Complex Trauma and the Meaning you Give to It
When you are suffering your ‘wanting to solve it’ mechanism automatically kicks in. When you suffer emotionally it is felt viscerally. It sits in the body and the body isn’t a happy place to be in right then.
What happens is that at those moments of activation, your energy gets pushed upwards into thoughts, into thinking and busyness. It produces racing thoughts that might go back to the past and replaying over and over what happened to you. It goes into analyzing the why of it all and how to possible get rid of it, be done with it, get away from it and so on and so forth.
In short; what happened to you gets a lot of meaning attached to it. It can’t be otherwise as with any post-trauma period or incidence; it has been overwhelming to you. You have lost your sense of safety, healthy control and experienced a sense of helplessness.
PTSD, Complex Trauma and the Movement of Dissociation
That movement of emotionally feeling overwhelmed, that goes into excessive thoughts and ‘meaning giving’, through some form of judgment, is dissociation.
The difficulty of dissociation is that you get further caught up in what your thoughts tell you to do and these are often impossibilities.

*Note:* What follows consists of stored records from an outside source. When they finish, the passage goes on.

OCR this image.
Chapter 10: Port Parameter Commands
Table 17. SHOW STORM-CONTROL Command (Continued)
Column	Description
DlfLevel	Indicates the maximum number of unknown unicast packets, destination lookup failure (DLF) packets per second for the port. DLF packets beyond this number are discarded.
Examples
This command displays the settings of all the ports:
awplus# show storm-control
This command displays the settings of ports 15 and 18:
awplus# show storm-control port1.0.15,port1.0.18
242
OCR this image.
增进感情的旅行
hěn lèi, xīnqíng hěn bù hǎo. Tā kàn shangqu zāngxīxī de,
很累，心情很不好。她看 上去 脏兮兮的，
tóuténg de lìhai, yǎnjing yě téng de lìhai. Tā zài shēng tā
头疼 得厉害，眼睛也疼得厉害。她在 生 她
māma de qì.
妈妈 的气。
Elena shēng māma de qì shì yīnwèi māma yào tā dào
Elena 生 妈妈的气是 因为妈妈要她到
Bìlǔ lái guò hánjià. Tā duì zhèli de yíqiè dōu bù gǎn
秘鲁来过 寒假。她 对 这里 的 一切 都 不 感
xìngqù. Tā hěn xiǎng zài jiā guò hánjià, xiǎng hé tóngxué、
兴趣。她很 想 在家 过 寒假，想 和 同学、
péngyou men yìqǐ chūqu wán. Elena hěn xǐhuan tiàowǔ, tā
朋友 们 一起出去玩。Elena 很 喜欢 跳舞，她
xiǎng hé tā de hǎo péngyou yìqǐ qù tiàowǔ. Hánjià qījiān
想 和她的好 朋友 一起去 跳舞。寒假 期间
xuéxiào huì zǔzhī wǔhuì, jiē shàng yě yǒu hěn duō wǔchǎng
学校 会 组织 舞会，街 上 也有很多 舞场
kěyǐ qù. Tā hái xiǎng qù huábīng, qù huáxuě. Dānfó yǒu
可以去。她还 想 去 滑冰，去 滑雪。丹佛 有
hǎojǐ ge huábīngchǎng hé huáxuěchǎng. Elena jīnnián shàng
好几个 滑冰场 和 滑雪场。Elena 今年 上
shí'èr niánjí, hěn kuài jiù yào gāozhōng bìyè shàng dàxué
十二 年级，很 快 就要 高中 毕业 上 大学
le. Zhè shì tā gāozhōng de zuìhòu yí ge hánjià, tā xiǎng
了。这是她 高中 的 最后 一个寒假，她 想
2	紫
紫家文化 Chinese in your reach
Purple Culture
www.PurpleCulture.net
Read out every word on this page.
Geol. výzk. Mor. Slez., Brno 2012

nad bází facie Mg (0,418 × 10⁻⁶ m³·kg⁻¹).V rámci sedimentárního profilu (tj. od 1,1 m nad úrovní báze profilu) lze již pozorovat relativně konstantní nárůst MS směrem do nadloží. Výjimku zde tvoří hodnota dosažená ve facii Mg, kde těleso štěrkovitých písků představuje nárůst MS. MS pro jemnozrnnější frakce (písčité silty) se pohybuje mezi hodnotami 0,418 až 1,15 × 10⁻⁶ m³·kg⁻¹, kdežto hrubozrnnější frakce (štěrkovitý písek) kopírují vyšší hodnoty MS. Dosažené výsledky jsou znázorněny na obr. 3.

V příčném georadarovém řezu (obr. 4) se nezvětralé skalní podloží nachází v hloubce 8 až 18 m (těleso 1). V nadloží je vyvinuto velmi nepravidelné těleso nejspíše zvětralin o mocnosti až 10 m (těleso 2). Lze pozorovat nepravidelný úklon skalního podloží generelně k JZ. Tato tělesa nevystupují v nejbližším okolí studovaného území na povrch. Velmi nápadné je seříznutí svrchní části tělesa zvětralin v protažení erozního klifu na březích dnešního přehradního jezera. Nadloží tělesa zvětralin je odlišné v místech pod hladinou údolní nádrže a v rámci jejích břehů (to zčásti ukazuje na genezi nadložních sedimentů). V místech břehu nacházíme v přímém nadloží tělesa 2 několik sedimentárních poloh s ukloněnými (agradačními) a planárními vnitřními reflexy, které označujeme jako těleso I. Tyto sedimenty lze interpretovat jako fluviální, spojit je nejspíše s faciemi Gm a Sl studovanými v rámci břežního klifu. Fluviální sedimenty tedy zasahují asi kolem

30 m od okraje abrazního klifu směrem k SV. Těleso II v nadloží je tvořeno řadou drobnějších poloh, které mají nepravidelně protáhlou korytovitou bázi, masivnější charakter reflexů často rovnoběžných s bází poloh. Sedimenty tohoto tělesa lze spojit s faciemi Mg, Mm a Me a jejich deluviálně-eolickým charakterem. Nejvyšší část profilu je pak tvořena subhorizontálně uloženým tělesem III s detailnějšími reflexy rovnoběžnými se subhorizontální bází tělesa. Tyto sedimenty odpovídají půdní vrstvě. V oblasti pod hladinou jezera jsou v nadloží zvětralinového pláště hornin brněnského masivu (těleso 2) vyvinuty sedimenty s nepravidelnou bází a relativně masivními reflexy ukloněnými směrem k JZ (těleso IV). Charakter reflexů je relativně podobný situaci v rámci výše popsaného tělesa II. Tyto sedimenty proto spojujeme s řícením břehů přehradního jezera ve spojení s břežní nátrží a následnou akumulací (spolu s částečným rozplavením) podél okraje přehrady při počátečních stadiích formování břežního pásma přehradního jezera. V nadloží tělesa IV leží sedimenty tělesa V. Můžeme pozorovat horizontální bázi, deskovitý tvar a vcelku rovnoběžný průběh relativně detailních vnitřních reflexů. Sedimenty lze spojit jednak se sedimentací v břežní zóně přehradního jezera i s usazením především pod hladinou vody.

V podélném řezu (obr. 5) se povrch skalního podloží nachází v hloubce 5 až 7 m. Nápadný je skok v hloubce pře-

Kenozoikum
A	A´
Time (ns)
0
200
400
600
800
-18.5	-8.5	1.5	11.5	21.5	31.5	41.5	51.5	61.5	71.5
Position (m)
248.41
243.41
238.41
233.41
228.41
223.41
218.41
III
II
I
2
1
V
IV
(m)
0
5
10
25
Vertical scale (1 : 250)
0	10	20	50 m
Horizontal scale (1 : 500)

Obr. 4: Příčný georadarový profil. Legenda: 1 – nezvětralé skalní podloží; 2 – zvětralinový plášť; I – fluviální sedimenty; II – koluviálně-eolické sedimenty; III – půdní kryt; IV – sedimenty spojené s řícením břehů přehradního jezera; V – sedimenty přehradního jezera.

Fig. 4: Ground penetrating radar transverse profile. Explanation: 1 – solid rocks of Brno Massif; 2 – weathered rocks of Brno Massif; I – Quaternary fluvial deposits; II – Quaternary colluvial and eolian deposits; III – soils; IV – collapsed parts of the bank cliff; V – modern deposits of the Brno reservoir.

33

You can’t undo your past. What happened to you happened. You also can’t change other people or set them straight even if you feel the urge to do so by wanting revenge or justice.
You Mind as a Meaning Making Machine in Trauma
And this is a conundrum.
You thoughts give meaning to what happened to you infused by some form of guilt, blame, self-reproach, shame, embarrassment, comparison, jealousy, pride, self-righteousness or regret. Those thoughts create an identity around the hurt you have experienced or might still be experiencing.
To move away from that hurt is to part from the identity you have created, out of necessity, around that hurt or within that hurt. And this is tough because we want validation of our hurt, we want justice, we want to hold on to blame or self-righteousness or any of the above because it helped keeping us afloat however painful it has been.
Healing from PTSD, CPTSD, Complex Trauma and Childhood Trauma
You really can’t overcome trauma, get rid of it, be done with it or solve it. It is a wrong approach that comes out of a natural survival mechanism for looking for a solution.
It is the negating of your thoughts of wanting to solve it, overcome it, get rid of it, that connects you with the body and this is going to be a little hard because you are negating your pain identity around your hurt as well.
Though it really is the only way forward to start to heal as you are shifting your energy and the importance you have put onto your hurt to another plane altogether.